We may also see input/output error when reading or modifying attributes of some files which have extension blocks.
Cause
Inode version is upgraded to Version 8, and extension block version should be upgraded as well after upgrading to OneFS 9.2.0.0 (Build B_9_2_0_002) or 9.2.1.0 (Build B_9_2_1_002).
However, due to defect PSCALE-107686, some of the extension blocks are not upgraded and could not be decoded correctly.
Resolution
! Important update on Jun 21 2021!
Upgrading to OneFS 9.2.x is live, with below RUP released.
9.2.1.1_GA-RUP_2021-06_PSP-1313.tgz
9.2.0.1_GA-RUP_2021-06_PSP-1322.tgz
For customers who are planning an upgrade to 9.2.x, upgrade to 9.2.1.1 or 9.2.0.1 bundled with above RUPs.
For customers who have upgraded to OneFS 9.2.0.0 or 9.2.1.0, we suggest disabling the following jobs and keep them disabled until IntegrityScan can be run:
- AutoBalance
- AutoBalanceLin
- FilePolicy
- FlexProtect
- FlexProtectLin
- MultiScan
- MediaScan
- SetProtectPlus
- ShadowStoreProtect
- SmartPools
- SmartPoolsTree
- QuotaScan
- Upgrade
- Collect
Before disabling these jobs, get a copy of current job status (in case some jobs were disabled previously for other reasons, we do not want to enable them):
# isi job types list
Disable the above jobs:
# for jobName in {AutoBalance,AutoBalanceLin,FilePolicy,FlexProtect,FlexProtectLin,MultiScan,MediaScan,SetProtectPlus,ShadowStoreProtect,SmartPools,SmartPoolsTree,QuotaScan,Upgrade,Collect}; do isi job types modify $jobName --enabled false --force; done
If nodes are panicking, the job engine can be disabled until the RUP is installed:
# isi services -a isi_job_d disable
Once the RUP is installed, then the job engine can be enabled again:
# isi services -a isi_job_d enable
The above listed jobs must remain disabled now.

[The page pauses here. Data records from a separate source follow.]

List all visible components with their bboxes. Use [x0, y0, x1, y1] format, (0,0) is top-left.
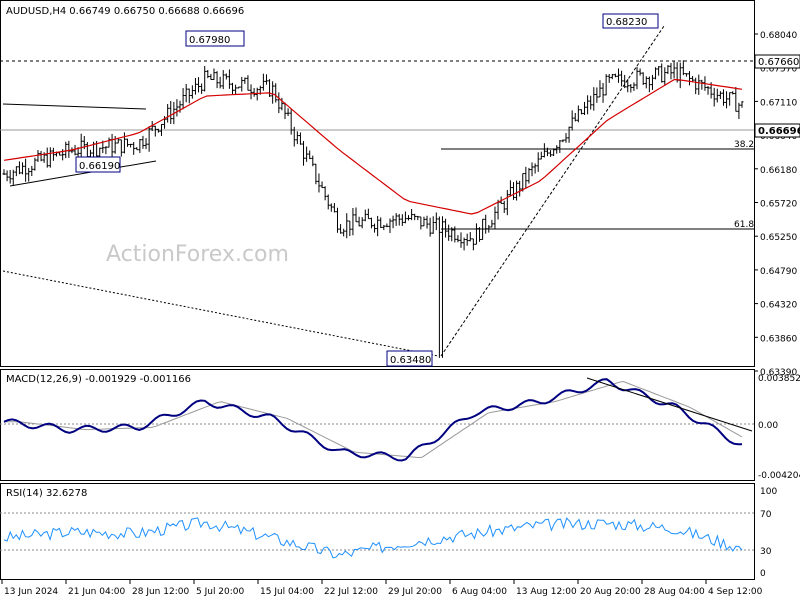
triangle-lower-line [9, 160, 157, 187]
time-axis-label: 5 Jul 20:00 [196, 587, 245, 597]
price-axis-label: 0.64790 [760, 267, 797, 277]
rsi-label-70: 70 [760, 510, 772, 520]
price-axis-label: 0.67570 [760, 65, 797, 75]
rsi-line [3, 517, 743, 559]
rising-trendline [440, 25, 665, 357]
price-annotation-box [185, 30, 245, 47]
macd-label-bottom: -0.004204 [758, 471, 800, 481]
macd-panel-frame [0, 369, 755, 481]
long-term-ma [2, 270, 439, 357]
macd-title: MACD(12,26,9) -0.001929 -0.001166 [6, 374, 191, 385]
price-panel-frame [0, 0, 755, 367]
watermark: ActionForex.com [106, 242, 289, 267]
fib-38-label: 38.2 [734, 140, 754, 150]
price-axis-label: 0.67110 [760, 98, 797, 108]
price-annotation-box [386, 350, 433, 367]
price-annotation-label: 0.66190 [79, 161, 120, 172]
time-axis-label: 21 Jun 04:00 [68, 587, 125, 597]
price-annotation-label: 0.63480 [390, 355, 431, 366]
price-annotation-box [75, 156, 121, 173]
price-annotation-label: 0.68230 [606, 17, 647, 28]
time-axis-label: 6 Aug 04:00 [452, 587, 507, 597]
price-axis-label: 0.63390 [760, 368, 797, 378]
chart-symbol-ohlc: AUDUSD,H4 0.66749 0.66750 0.66688 0.66696 [6, 6, 244, 17]
time-axis: 13 Jun 2024 21 Jun 04:00 28 Jun 12:00 5 Jul… [1, 580, 763, 597]
time-axis-label: 29 Jul 20:00 [388, 587, 442, 597]
fib-61-label: 61.8 [734, 220, 754, 230]
current-price-box [754, 123, 800, 138]
price-axis: 0.680400.675700.671100.666400.661800.657… [754, 31, 797, 378]
resistance-price-box [754, 54, 800, 69]
ema-line [3, 78, 743, 215]
macd-trendline [586, 377, 753, 432]
time-axis-label: 15 Jul 04:00 [260, 587, 314, 597]
price-annotation-label: 0.67980 [189, 35, 230, 46]
rsi-title: RSI(14) 32.6278 [6, 488, 87, 499]
time-axis-label: 28 Aug 04:00 [644, 587, 705, 597]
price-axis-label: 0.64320 [760, 301, 797, 311]
macd-label-top: 0.003852 [758, 374, 800, 384]
rsi-label-30: 30 [760, 547, 772, 557]
time-axis-label: 13 Jun 2024 [4, 587, 58, 597]
time-axis-label: 28 Jun 12:00 [132, 587, 189, 597]
current-price-label: 0.66696 [758, 126, 800, 137]
price-axis-label: 0.63860 [760, 334, 797, 344]
resistance-price-label: 0.67660 [758, 57, 799, 68]
price-candles [2, 60, 744, 358]
rsi-panel-frame [0, 483, 755, 580]
time-axis-label: 4 Sep 12:00 [708, 587, 763, 597]
price-axis-label: 0.66180 [760, 166, 797, 176]
price-axis-label: 0.65250 [760, 233, 797, 243]
price-annotation-box [602, 13, 659, 29]
rsi-label-0: 0 [760, 569, 766, 579]
time-axis-label: 13 Aug 12:00 [516, 587, 577, 597]
price-annotations: 0.67980 0.66190 0.63480 0.68230 [75, 13, 659, 367]
time-axis-label: 22 Jul 12:00 [324, 587, 378, 597]
macd-label-zero: 0.00 [758, 421, 778, 431]
triangle-upper-line [2, 103, 147, 110]
price-axis-label: 0.65720 [760, 200, 797, 210]
price-axis-label: 0.68040 [760, 31, 797, 41]
time-axis-label: 20 Aug 20:00 [580, 587, 641, 597]
rsi-label-100: 100 [760, 487, 777, 497]
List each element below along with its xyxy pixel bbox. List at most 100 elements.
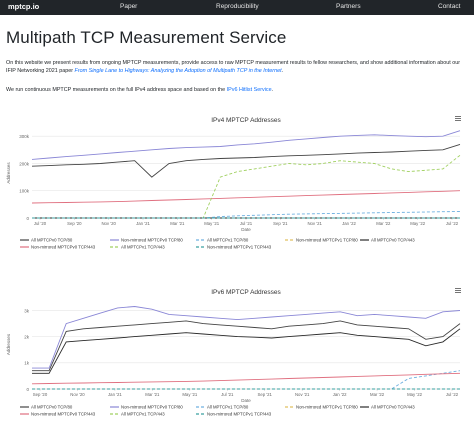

Engage Isilon Support for further assistance.
Important Notes:
We cannot repair failed devices after disabling Flexprotect and FlexProtectLin. If any down device is found (check with command 'isi_group_info"), contact ISILON Support as soon as possible.
We cannot migrate data between Tiers or Nodepools since Smartpools job is disabled. Attention is required to monitor the capacity usage of each nodepool.
If any of them is approaching to full, contact ISILON Support as soon as possible.